It’s probably been the marketing success of the last ten years – bottled water. I don’t even remember the last time I saw an advertisement on TV or even on a billboard for it, yet we still spend millions of pounds, dollars and euros on it.
But what’s wrong with tap water? In the main – the UK and North America at least – nothing. And outside those areas or if you don’t like the taste, there are ways to change it rather than buy bottled water. Here are the reasons why you should drink tap water:
• Plastic bottles use a huge amount of energy to make. They can be recycled, but again energy is needed to do so. When they’re not recycled they go straight into landfill. In the US, 84% plastic water bottles they use each year are thrown away. To make those plastic bottles it takes of the 47 million gallons of oil.
• Buy a water filter in your home. It’s less expensive and far less environmentally damaging than bottled water. But they are difficult to recycle, so if you can do without then that’s better.
• The US Environmental Protection Agency (EPA) says 90% of its drinking water is safe. It’s estimated 900,000 people a year get sick from water and 900 people die each year. That’s from both drinking bottled and public water.
• Bottled water can cost up to 10,000 times as much as when you get it from the tap.
• In the US, a study found out that a quarter of bottled water was just tap water with or without extra filtration.
• Some bottled water comes from abroad as well – think of the energy used in transporting it.
• Bottled water companies are sometimes taking water from places that need it, like Pakistan. Check out ResponsibleShopper.org for more information.
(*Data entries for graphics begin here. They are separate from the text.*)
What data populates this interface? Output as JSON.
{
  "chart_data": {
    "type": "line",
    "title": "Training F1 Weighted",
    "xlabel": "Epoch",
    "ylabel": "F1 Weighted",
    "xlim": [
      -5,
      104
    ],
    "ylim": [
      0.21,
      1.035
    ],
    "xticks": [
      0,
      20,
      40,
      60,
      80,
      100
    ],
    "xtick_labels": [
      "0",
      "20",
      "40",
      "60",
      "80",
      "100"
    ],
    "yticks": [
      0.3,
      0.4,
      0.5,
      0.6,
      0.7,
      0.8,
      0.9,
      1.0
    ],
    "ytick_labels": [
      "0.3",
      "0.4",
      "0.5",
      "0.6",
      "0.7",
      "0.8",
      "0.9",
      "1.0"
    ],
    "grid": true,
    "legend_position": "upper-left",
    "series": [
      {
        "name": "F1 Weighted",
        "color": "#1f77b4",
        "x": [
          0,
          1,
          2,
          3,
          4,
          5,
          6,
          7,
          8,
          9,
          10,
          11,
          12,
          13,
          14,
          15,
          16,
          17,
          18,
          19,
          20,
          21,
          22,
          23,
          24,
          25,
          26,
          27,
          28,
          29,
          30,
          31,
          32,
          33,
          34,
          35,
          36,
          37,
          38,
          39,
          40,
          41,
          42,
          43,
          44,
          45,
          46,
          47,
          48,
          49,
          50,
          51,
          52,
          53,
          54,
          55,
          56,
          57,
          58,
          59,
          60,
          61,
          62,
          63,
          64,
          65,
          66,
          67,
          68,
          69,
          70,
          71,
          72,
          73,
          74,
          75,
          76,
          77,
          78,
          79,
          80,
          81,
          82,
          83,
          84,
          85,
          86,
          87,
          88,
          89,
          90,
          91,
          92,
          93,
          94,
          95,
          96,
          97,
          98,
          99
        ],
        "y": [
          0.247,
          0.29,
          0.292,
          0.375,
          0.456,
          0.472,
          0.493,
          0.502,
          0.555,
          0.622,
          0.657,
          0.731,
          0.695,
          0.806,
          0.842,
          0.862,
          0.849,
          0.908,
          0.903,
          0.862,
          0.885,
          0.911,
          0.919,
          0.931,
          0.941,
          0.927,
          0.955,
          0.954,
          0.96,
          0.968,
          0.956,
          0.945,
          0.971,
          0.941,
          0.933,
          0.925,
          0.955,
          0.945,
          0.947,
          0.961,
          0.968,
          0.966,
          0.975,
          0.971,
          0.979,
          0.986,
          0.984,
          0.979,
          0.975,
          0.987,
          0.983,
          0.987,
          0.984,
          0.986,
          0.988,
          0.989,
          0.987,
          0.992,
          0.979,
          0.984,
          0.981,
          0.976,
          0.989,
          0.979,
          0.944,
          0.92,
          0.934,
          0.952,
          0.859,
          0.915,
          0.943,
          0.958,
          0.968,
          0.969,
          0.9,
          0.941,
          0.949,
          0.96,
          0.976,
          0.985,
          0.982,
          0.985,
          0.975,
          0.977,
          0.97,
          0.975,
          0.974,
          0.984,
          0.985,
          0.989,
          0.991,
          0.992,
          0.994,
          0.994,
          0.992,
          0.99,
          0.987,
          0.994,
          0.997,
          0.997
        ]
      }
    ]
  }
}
• Bottle water costs around 5 cents an ounce. Doesn’t sound much? Gasoline costs just over two cents an ounce.
• Plastic waste is now at such a volume that vast eddies of current-bound plastic trash now spin endlessly in the world’s major oceans. This represents a great risk to marine life, killing birds and fish which mistake our garbage for food.
• Drinking bottled water means less attention is paid to public water systems. If people didn’t buy bottled water and complained about their tap water, work would be done to improve the taste and quality. And stop leaks.
• People will often buy bottled water when out and about and don’t want one of the many fizzy, sugar-filled drinks on offer. But you can still make a choice as brands such as One and Belu use their profits to pay for clean water schemes in the developing world.
And a final thought, if your friends don’t like the taste of tap water, give them a blind taste test. E magazine reports: “When Good Morning America conducted a taste test of its studio audience, New York City tap water was chosen as the heavy favourite over the oxygenated water O2, Poland Spring and Evian.”